The light of my life says she’s okay, but I know she’s scared. She comes to me and I give her a hug. That’s the chimpanzee syndrome. And she’s part monkey anyway. I had put the gun in my pocket and was holding her when I heard him.

“Bring the case over here, kid,” the voice said from the dark end of the platform. “Don’t move, Kelly.”

Flip walked into the shadow, then came back without the brief case and stood next to me. I would jam the bloody gun in my jacket pocket where I couldn’t get it out easily!

“Look, pal,” I said to the voice, “I can’t see who you are, so let’s call it even. You scamper out of here and we’ll forget the whole thing. You’re as free as a big beaked bird. We’ll wait here for ten minutes — an hour if you like.”

He didn’t answer and I knew his silence was going to be killing us. I couldn’t see him, but my ears are like sonar webs. He hadn’t moved since he had last said his piece, so I had a blind fix on him. I have played soldier with the kids since they were old enough to hate pablum, so I hoped they’d remember the script.
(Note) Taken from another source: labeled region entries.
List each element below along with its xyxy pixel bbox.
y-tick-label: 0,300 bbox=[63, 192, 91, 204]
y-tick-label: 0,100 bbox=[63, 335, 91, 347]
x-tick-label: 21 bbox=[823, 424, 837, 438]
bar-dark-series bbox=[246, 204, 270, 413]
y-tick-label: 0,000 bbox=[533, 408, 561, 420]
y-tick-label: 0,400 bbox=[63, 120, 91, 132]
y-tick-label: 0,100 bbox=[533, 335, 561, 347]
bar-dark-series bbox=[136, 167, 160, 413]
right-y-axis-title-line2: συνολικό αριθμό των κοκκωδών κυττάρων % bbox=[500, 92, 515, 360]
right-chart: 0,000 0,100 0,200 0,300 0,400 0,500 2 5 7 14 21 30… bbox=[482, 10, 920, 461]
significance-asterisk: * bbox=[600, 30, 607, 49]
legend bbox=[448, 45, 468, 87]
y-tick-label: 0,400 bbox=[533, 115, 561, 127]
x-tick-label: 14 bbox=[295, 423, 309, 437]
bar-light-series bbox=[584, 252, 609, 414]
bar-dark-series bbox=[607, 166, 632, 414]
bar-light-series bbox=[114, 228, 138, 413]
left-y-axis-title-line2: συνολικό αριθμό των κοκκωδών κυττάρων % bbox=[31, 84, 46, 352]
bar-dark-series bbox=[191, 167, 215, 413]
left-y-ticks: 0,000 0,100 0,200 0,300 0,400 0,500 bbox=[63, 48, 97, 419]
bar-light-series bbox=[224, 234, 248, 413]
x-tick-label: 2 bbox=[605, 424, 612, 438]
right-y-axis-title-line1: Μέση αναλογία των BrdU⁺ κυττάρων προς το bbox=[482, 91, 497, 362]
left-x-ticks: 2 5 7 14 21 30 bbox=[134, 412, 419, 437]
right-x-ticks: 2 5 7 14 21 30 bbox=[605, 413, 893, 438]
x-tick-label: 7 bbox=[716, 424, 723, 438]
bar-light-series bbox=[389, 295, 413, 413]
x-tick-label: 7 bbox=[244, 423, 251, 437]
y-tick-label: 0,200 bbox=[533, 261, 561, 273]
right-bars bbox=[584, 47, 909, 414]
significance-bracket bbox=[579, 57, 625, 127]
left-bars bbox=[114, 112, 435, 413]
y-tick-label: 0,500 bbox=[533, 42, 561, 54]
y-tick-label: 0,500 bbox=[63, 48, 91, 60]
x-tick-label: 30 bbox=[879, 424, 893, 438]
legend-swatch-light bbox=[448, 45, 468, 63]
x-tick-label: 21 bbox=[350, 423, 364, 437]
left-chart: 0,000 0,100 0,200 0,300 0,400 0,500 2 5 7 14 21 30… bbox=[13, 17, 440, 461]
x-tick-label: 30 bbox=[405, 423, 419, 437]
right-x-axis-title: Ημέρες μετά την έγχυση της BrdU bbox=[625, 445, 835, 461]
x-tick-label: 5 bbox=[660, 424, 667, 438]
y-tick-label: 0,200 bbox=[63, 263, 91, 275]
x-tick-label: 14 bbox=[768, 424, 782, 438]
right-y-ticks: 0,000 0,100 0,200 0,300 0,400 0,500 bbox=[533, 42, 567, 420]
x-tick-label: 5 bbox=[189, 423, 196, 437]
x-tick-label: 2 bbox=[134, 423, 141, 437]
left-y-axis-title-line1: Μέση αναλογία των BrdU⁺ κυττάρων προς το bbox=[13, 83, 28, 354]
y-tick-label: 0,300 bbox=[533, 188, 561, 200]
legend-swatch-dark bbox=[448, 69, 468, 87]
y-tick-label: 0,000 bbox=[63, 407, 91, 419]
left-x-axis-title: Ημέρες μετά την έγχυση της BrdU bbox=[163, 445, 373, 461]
I yelled as loud as I could, “Hit the deck!” and dove into the dark at the voice.

I was almost on him when I felt the bum in my arm. I had one hand on him and we both went down. There was no scuffle — he was motionless. Jaffee’s shot had gone through Ted Saunders, Corbett’s wife’s brother, and plinked me in the arm...
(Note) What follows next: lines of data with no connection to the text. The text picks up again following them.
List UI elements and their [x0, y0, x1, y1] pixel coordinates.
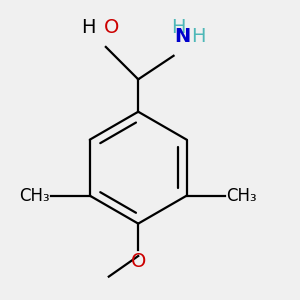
Text: H: H	[171, 18, 185, 37]
Text: CH₃: CH₃	[20, 187, 50, 205]
Text: O: O	[104, 18, 120, 37]
Text: H: H	[81, 18, 95, 37]
Text: CH₃: CH₃	[226, 187, 257, 205]
Text: H: H	[191, 27, 206, 46]
Text: N: N	[174, 27, 190, 46]
Text: O: O	[130, 253, 146, 272]
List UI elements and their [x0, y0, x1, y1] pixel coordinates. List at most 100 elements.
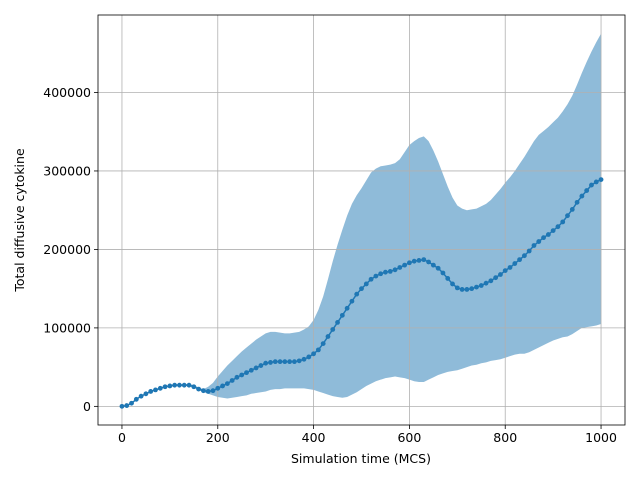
point [167, 383, 173, 389]
point [397, 265, 403, 270]
point [359, 286, 364, 292]
point [493, 275, 499, 281]
point [507, 265, 513, 270]
point [502, 268, 508, 274]
point [368, 276, 374, 282]
point [483, 280, 489, 286]
point [454, 285, 460, 291]
point [416, 258, 422, 263]
point [512, 261, 518, 266]
point [124, 403, 130, 408]
point [373, 273, 379, 279]
point [598, 177, 604, 182]
point [162, 384, 168, 390]
point [181, 382, 187, 388]
point [129, 400, 134, 406]
point [234, 374, 240, 380]
point [430, 262, 436, 268]
point [478, 283, 484, 288]
point [569, 207, 575, 212]
point [411, 258, 417, 264]
point [435, 265, 441, 271]
point [210, 388, 216, 394]
point [407, 260, 412, 266]
point [133, 396, 139, 402]
point [426, 259, 431, 265]
point [153, 387, 158, 393]
y-tick-label: 100000 [43, 320, 91, 335]
point [589, 182, 594, 188]
x-tick-label: 400 [302, 430, 326, 445]
point [253, 365, 259, 371]
point [220, 383, 225, 389]
point [263, 360, 269, 366]
point [349, 298, 355, 304]
point [459, 287, 465, 292]
point [421, 257, 427, 263]
point [344, 305, 350, 311]
y-tick-label: 400000 [43, 85, 91, 100]
point [541, 235, 546, 241]
y-tick-label: 0 [83, 399, 91, 414]
point [584, 188, 590, 193]
point [531, 243, 537, 248]
point [330, 327, 336, 332]
point [335, 320, 340, 325]
point [445, 276, 451, 281]
point [205, 389, 211, 394]
point [248, 367, 254, 373]
point [157, 385, 163, 391]
point [287, 359, 293, 365]
point [555, 224, 561, 230]
point [536, 239, 542, 244]
point [402, 262, 408, 268]
y-axis-label: Total diffusive cytokine [12, 148, 27, 293]
point [579, 193, 585, 199]
point [354, 291, 360, 297]
point [565, 213, 570, 219]
plot-frame [97, 14, 626, 426]
point [292, 359, 297, 365]
point [186, 382, 192, 388]
point [498, 272, 503, 277]
point [383, 269, 388, 275]
y-tick-label: 300000 [43, 163, 91, 178]
point [339, 312, 345, 318]
point [172, 382, 178, 388]
point [526, 248, 532, 254]
point [282, 359, 288, 365]
point [378, 271, 384, 277]
point [474, 284, 479, 290]
point [191, 384, 197, 390]
point [560, 219, 566, 225]
point [306, 354, 312, 360]
point [148, 389, 154, 394]
point [301, 356, 307, 362]
point [311, 351, 316, 357]
point [545, 232, 551, 237]
point [392, 267, 398, 273]
x-tick-label: 0 [118, 430, 126, 445]
point [450, 281, 455, 287]
point [272, 359, 278, 365]
point [517, 257, 522, 263]
point [464, 287, 470, 292]
point [550, 228, 556, 233]
point [593, 179, 599, 185]
point [488, 278, 494, 284]
point [325, 334, 331, 339]
x-tick-label: 800 [493, 430, 517, 445]
point [469, 286, 475, 292]
point [177, 382, 182, 388]
point [296, 358, 302, 364]
x-tick-label: 600 [397, 430, 421, 445]
point [320, 341, 326, 346]
point [244, 370, 249, 376]
point [258, 363, 264, 368]
point [521, 253, 527, 259]
point [363, 281, 369, 287]
point [440, 270, 446, 276]
x-tick-label: 200 [206, 430, 230, 445]
x-tick-label: 1000 [585, 430, 617, 445]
Jaffee was, of course, full of threats; there was my carrying iron, trespassing on subway tracks, interfering with a police investigation, and contributing to the delinquency of minors. The last was AH-thur’s two cents.

What really ticked Bullet-head off was the interview I gave to the media. I told them I knew it was Ted Saunders all along. He could easily have had a peek at the papers Corbett brought back from the airport, and he could have known the kids were in Oriental dress. My theory was that Teddy-boy had seen a lucrative future in the papers Corbett had gotten, and went after them. I also added that Columbia’s Drama School should beef up its course on make-up. Ted’s phony mustache and scar were from hunger. I had him on voice anyway; that’s why I tried to fake him out with the escape bit.

One TV newsman went bananas over my heroics and called my leap at Saunders Kier-kegaardian. And we all know what a fine acrobat he was.

Anyway, I got the headlines and the club is jammed with tourists who want to meet the great comic-detective. No, that’s not right — the great detective-comic.